Ex-prefeito deixa Conchal sem Plano diretor


Como se não bastasse às inúmeras irregularidades praticadas pelo ex-prefeito de Conchal durante os quatro anos que ficou à frente da administração municipal, recentemente recebemos a informação, de que o Plano Diretor Estratégico foi revogado ao final de seu mandato (2016), o que deixou o município sem a lei exigida pelo Estudo da Cidade.
Ao tenta realizar mudanças na lei do Plano diretor, o ex-prefeito acabou revogando o plano em sua totalidade, isso, após várias tentativas frustradas de vender a água do município.
No ano passado foi aprovada a Lei Complementar n.° 428/16 que revogou a Lei Complementar n.° 157/06 que era o Plano Diretor vigente.
 No entanto, o Plano Diretor aprovado em 2016 foi revogado pela Lei Complementar n.º 435/16. Diante da revogação do PDEC o município encontra-se sem esta lei importantíssima.

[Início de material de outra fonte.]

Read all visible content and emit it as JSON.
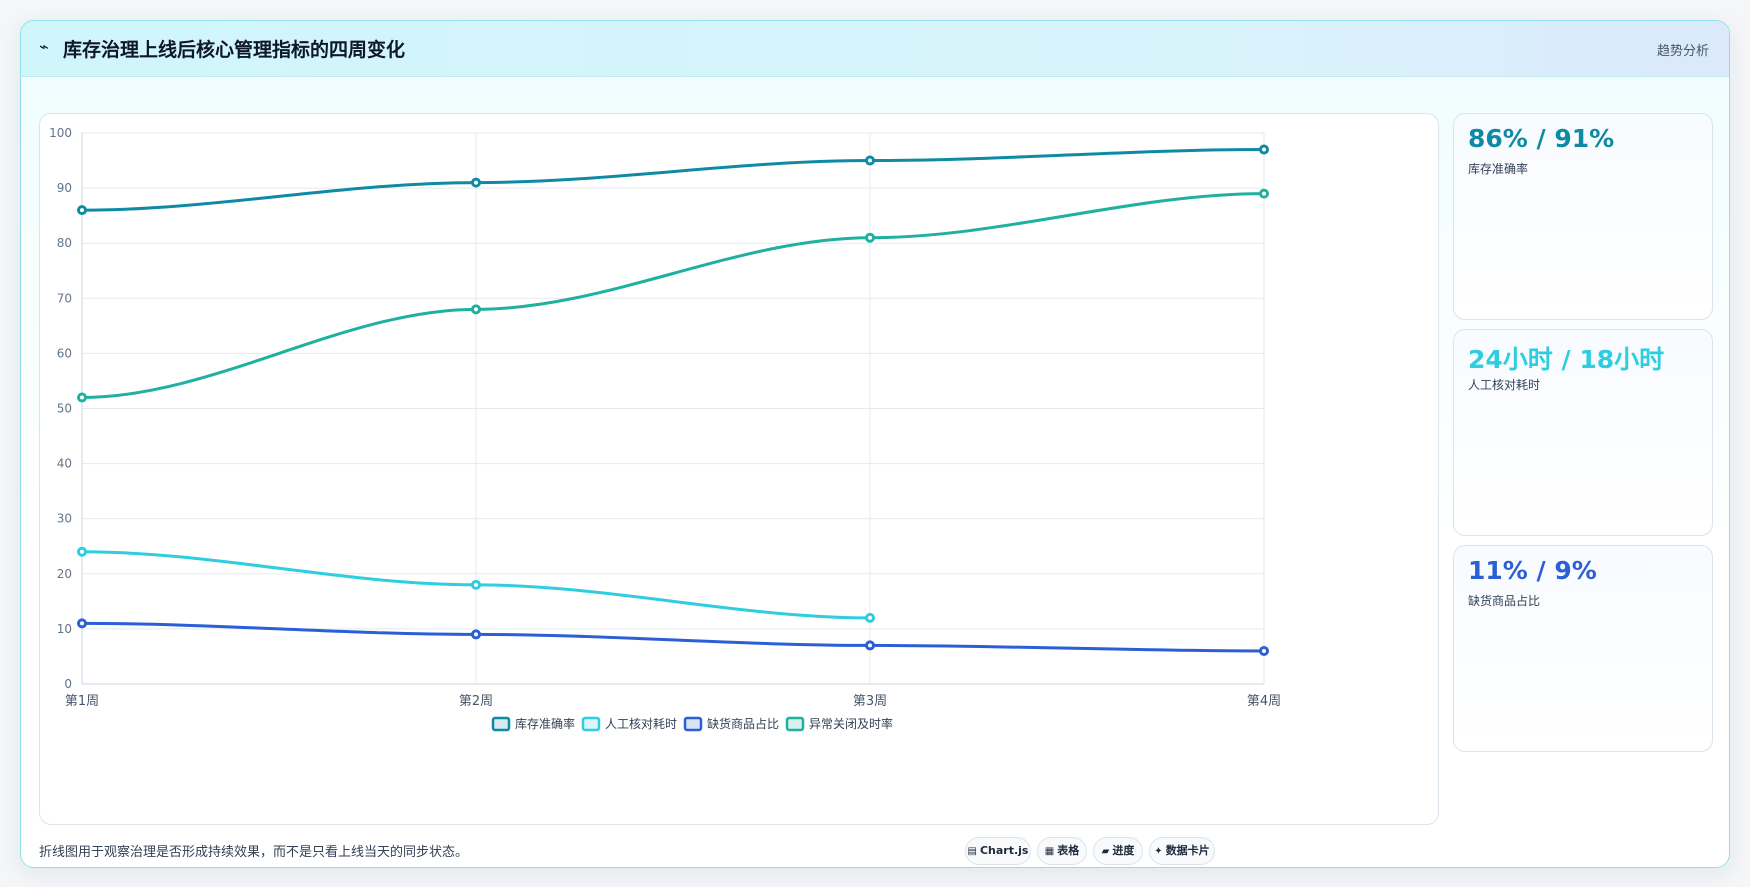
{
  "header": {
    "icon": "pulse-icon",
    "title": "库存治理上线后核心管理指标的四周变化",
    "right_label": "趋势分析"
  },
  "chart_data": {
    "type": "line",
    "categories": [
      "第1周",
      "第2周",
      "第3周",
      "第4周"
    ],
    "ylim": [
      0,
      100
    ],
    "y_ticks": [
      0,
      10,
      20,
      30,
      40,
      50,
      60,
      70,
      80,
      90,
      100
    ],
    "grid": true,
    "legend_position": "bottom",
    "series": [
      {
        "name": "库存准确率",
        "values": [
          86,
          91,
          95,
          97
        ],
        "color": "#0e8aa5"
      },
      {
        "name": "人工核对耗时",
        "values": [
          24,
          18,
          12,
          null
        ],
        "color": "#2ecde0"
      },
      {
        "name": "缺货商品占比",
        "values": [
          11,
          9,
          7,
          6
        ],
        "color": "#2b5fd6"
      },
      {
        "name": "异常关闭及时率",
        "values": [
          52,
          68,
          81,
          89
        ],
        "color": "#1fb0a0"
      }
    ]
  },
  "kpis": [
    {
      "value": "86% / 91%",
      "label": "库存准确率",
      "color": "#0e8aa5"
    },
    {
      "value": "24小时 / 18小时",
      "label": "人工核对耗时",
      "color": "#2ecde0"
    },
    {
      "value": "11% / 9%",
      "label": "缺货商品占比",
      "color": "#2b5fd6"
    }
  ],
  "footer": {
    "note": "折线图用于观察治理是否形成持续效果，而不是只看上线当天的同步状态。",
    "chips": [
      {
        "icon": "▤",
        "label": "Chart.js"
      },
      {
        "icon": "▦",
        "label": "表格"
      },
      {
        "icon": "▰",
        "label": "进度"
      },
      {
        "icon": "✦",
        "label": "数据卡片"
      }
    ]
  }
}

O que é o Plano Diretor Participativo?
Para que possamos entender o que é plano diretor, primeiro é preciso saber que o Brasil passou por profundas transformações durante o século XX, principalmente no que diz respeito ao processo de formação e desenvolvimento de suas cidades, marcado pela intensa migração da população da zona rural para a zona urbana, principalmente para os grandes e médios centros.
Segundo dados do IBGE, em 1940 apenas 23,6% da população vivia nas cidades, no ano 2000 este percentual atingiu 81,2%!
Infelizmente, este processo não foi acompanhado pela execução de políticas públicas eficazes, em acomodar o novo contingente de pessoas que vinham morar nas cidades, o que causou grandes desequilíbrios sociais econômicos e ambientais.
Ao longo do tempo, as lutas e reivindicações de diferentes setores da sociedade resultaram na formulação de novos conceitos de desenvolvimento e da necessidade de planejar o crescimento das cidades como forma de garantir o fortalecimento econômico, a valorização das potencialidades locais, a cooperação social, a conservação dos recursos naturais e a melhoria da qualidade de vida.
Essas reivindicações resultaram na inclusão, na Constituição Federal de 1988, de um capítulo específico sobre a política urbana (artigos 182 e 183), posteriormente regulamentada pela Lei nº 10.257/01, mais conhecida como Estatuto da Cidade.
Plano Diretor

As diretrizes do Estatuto da Cidade devem ser utilizadas pelo município de acordo com as características locais. Isto é feito através do “plano diretor”, que “é o instrumento básico da política de desenvolvimento e expansão urbana” do município (Estatuto da Cidade, artigo 40).
O objetivo é garantir o desenvolvimento das funções econômicas, sociais e ambientais do município, gerando um ambiente de inclusão socioeconômica de todos os cidadãos e de respeito ao meio ambiente.
Como se pode ver, o plano diretor é a base do planejamento do município, cabendo a ele a tarefa de articular as diversas políticas públicas existentes, fazendo-as convergir para uma única direção.
A lei do plano diretor deve ser revista, pelo menos, a cada dez anos e suas diretrizes e prioridades devem ser incorporadas pelas leis orçamentárias (Plano Plurianual, Lei de Diretrizes Orçamentárias e Lei Orçamentária Anual).
O plano diretor também deve integrar as dinâmicas existentes na zona rural com as da zona urbana, uma vez que suas diretrizes devem abranger o território do município como um todo.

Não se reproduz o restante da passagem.